Plac Misia Wojtka otwarto na szczecińskim osiedlu Krzekowo-Bezrzecze. To efekt pozytywnych odbiorów technicznych nowej atrakcji Szczecina, którą z pewnością polubią najmłodsi.
Miś Wojtek był niedźwiadkiem brunatnym odkupionym od perskiego chłopca w kwietniu 1942 roku przez polskich żołnierzy maszerujących z Iranu do Palestyny. Zapłatą była konserwa wołowa, tabliczka czekolady, garść pieniędzy oraz szwajcarski nóż oficerski.

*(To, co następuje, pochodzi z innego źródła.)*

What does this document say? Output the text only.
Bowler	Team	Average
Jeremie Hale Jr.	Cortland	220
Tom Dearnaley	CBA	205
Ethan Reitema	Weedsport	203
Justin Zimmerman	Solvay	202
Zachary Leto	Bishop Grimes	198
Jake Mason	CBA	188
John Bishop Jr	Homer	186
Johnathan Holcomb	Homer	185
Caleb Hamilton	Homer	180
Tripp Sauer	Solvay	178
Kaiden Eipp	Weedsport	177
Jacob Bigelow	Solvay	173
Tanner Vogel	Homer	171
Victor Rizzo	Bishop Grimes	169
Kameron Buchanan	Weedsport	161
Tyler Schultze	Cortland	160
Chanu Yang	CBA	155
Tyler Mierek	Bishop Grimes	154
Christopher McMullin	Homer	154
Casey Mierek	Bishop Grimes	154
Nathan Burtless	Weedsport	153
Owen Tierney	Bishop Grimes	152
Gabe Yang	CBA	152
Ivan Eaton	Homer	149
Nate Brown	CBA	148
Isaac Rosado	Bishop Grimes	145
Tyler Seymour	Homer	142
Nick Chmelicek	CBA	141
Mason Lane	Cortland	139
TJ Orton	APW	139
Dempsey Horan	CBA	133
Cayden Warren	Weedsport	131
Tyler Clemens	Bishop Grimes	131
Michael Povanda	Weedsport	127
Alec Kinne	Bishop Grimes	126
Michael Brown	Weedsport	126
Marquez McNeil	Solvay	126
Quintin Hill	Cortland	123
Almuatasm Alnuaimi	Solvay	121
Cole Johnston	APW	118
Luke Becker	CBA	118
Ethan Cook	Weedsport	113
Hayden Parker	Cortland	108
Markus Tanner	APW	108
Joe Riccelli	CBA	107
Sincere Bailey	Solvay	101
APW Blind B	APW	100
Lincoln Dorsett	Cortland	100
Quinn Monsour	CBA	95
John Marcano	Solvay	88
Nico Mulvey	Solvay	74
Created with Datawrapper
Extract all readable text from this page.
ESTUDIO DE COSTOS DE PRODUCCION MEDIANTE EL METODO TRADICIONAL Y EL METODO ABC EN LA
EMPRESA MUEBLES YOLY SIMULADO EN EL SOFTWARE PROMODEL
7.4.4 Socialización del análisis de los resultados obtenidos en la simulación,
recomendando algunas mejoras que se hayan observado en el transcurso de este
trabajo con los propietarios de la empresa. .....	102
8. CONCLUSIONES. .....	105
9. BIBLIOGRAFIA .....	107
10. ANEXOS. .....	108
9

Zwierzę wzięło potem udział m.in. w bitwie o Monte Cassino. Wojtek przenosił skrzynie z amunicją. W stosunku do naszych żołnierzy był przyjaźnie usposobionym niedźwiedziem.
Dziś w centralnym punkcie skweru jego imienia powstał duży oświetlony plac z rzeźbą misia żołnierza. Są też inne atrakcje - drabinki, zjeżdżalnie, huśtawka, karuzela. Można usiąść na kolorowych ławkach. W jednej ze stref jest piramida linowa, w kolejnej trampoliny. Dla dorosłych przygotowano również siłownię pod chmurką.
Inwestycja kosztowała około 1,2 mln złotych.